Soziallandesrätin: “Es wird bei vielen Familien knapp”

Katharina Wiesflecker fordert Sozialhilfereform. Zahl der Bezieher ist rückläufig.
Wien Es ist ein türkis-blaues Erbe, das sich seit 1. April in der Sozialhilfe niederschlägt. Zahlreiche Bezieher sind von teils massiven Kürzungen betroffen. Soziallandesrätin Katharina Wiesflecker (Grüne) ortet auch Fehlkonstruktionen: “Wir werden nicht drum herum kommen, das Grundsatzgesetz zu ändern”, sagt sie. Dafür verantwortlich ist allerdings der Bund.
Was die Zahl der Bezieherinnen und Bezieher der Sozialhilfe anbelangt, liegt Vorarlberg wieder auf dem Niveau von 2014. Das hat nichts mit den Kürzungen zu tun, sondern mit einer Trendumkehr ab 2017. Waren zuvor – unter anderem auf Grund der Flüchtlingsbewegung – immer mehr Personen im Land von dieser Leistung abhängig, wurden es vor vier Jahren wieder weniger. Wie aktuelle Zahlen der Statistik Austria zeigen, bezogen im vergangenen Jahr um 10,4 Prozent weniger die Mindestsicherung als 2019. “Dieser Trend setzt sich auch heuer fort”, berichtet Wiesflecker von einer weiterhin rückläufigen Entwicklung. Die gute Zusammenarbeit mit dem AMS mache sich bezahlt. “Es gelingt, die Menschen auf den Arbeitsmarkt zu bringen.” Die Sanktionen seien überschaubar.

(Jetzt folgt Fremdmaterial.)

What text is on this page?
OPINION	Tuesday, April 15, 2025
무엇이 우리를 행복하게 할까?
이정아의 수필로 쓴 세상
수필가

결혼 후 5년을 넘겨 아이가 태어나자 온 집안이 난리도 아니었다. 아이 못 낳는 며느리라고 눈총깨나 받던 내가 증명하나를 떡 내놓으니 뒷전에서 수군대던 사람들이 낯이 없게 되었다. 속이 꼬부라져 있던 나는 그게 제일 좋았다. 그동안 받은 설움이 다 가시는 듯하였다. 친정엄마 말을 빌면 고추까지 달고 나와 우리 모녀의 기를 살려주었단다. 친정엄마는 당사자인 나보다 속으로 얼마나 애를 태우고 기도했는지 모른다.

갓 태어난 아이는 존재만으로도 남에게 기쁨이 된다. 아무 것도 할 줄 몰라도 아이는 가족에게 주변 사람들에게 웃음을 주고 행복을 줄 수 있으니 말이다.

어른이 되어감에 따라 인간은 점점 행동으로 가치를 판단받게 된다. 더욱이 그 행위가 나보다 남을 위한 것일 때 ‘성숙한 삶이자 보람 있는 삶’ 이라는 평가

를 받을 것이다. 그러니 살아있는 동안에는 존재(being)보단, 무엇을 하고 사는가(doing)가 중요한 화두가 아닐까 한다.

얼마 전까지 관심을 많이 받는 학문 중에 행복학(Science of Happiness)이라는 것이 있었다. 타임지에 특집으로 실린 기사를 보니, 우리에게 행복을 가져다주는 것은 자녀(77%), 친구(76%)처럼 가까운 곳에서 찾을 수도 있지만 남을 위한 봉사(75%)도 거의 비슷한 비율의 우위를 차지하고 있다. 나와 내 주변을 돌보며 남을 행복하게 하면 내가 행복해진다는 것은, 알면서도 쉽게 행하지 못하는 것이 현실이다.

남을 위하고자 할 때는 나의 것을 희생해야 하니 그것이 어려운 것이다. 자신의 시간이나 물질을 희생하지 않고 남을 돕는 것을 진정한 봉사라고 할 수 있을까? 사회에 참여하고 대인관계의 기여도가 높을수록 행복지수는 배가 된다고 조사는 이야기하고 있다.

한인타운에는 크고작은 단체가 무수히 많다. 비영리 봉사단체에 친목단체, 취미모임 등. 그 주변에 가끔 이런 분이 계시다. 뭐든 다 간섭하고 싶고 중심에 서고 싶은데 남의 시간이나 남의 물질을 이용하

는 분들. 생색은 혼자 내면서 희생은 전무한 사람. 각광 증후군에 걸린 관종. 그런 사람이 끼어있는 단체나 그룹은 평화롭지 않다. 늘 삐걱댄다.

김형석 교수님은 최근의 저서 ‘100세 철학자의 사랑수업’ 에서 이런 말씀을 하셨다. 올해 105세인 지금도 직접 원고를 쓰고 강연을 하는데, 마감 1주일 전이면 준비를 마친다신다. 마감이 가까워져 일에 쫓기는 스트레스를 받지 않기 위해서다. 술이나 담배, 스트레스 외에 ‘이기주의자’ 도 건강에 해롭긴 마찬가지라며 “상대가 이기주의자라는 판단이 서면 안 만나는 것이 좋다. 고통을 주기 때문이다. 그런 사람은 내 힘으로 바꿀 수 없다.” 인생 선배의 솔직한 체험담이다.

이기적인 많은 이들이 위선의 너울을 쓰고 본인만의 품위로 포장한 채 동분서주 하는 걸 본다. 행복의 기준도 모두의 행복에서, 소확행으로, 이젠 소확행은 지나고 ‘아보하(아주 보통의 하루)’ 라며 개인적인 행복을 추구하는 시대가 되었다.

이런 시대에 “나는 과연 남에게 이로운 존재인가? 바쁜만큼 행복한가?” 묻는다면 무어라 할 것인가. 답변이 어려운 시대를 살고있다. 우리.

Im vergangenen Jahr wurde die Sozialhilfe 668 Mal gekürzt und 414 Mal eine Ermahnung ausgesprochen. Letzteres erfolgt wenn AMS-Termine oder Sprachkurse versäumt werden. Ändert sich durch die Ermahnung nichts, wird um 25 Prozent gekürzt, im Extremfall um 50 Prozent.
“Meine Befürchtung war, dass mit der Coronakrise wieder mehr Menschen eine Unterstützung durch die Mindestsicherung brauchen. Das ist nicht eingetreten”, sagt Wiesflecker. Das liege vor allem an den Maßnahmen zur Krisenbewältigung: Einmalzahlung für Arbeitslose, Anhebung der Notstandshilfe, Mietstundungen, Kurzarbeitshilfen, etc. Nun erhole sich der Arbeitsmarkt überraschend gut.
Dass das neue Grundsatzgesetz Einbußen verursacht, sieht Wiesflecker auch. Sie lasse derzeit erheben, in welchen Konstellationen es zu besonderen Schwierigkeiten komme und an welchen Schrauben auf Landesebene gedreht werden könnte. Wie die VN berichteten, gibt es beim Wohnzuschuss und den Kinderrichtsätzen Spielraum. Die Landesrätin pocht aber vor allem auf eine Novelle des Grundsatzgesetzes durch den Bund. Dass subsidiär Schutzberechtigte nur in der Grundversorgung (400 Euro für Wohnen und Leben) sind oder gewisse Härtefälle gar keinen Anspruch hätten, gehöre geändert. Ebenso sei es eine Fehlkonstruktion, dass die Grundleistung für den Lebensunterhalt gekürzt worden ist. “Es wird bei vielen Familien sehr knapp.” Es wäre laut Wiesflecker jedoch sinnlos, wenn jedes Bundesland nach eigenen Konstruktionen suchen müsste, das zu umgehen. Daher sei der Bund gefordert. “Wie es weitergehen wird kann ich nicht beurteilen. Aber es wird schwierig werden.”
Sozialhilfe in Zahlen
10.832 Sozialhilfe-Bezieher zählte das Land über das ganze Jahr verteilt, 4136 davon waren Kinder.
6,4 Monate beträgt die durchschnittliche Bezugsdauer in Vorarlberg.
60 Prozent der Haushalte, die Sozialhilfe erhalten, verfügen über ein Einkommen (Erwerb, Arbeitslose, Pension).
41,4 Prozent der Bezieher sind Österreicher, 36,7 Prozent Flüchtlinge, 13,3 Prozent Drittstaatsangehörige und 8,3 Prozent EU-Bürger.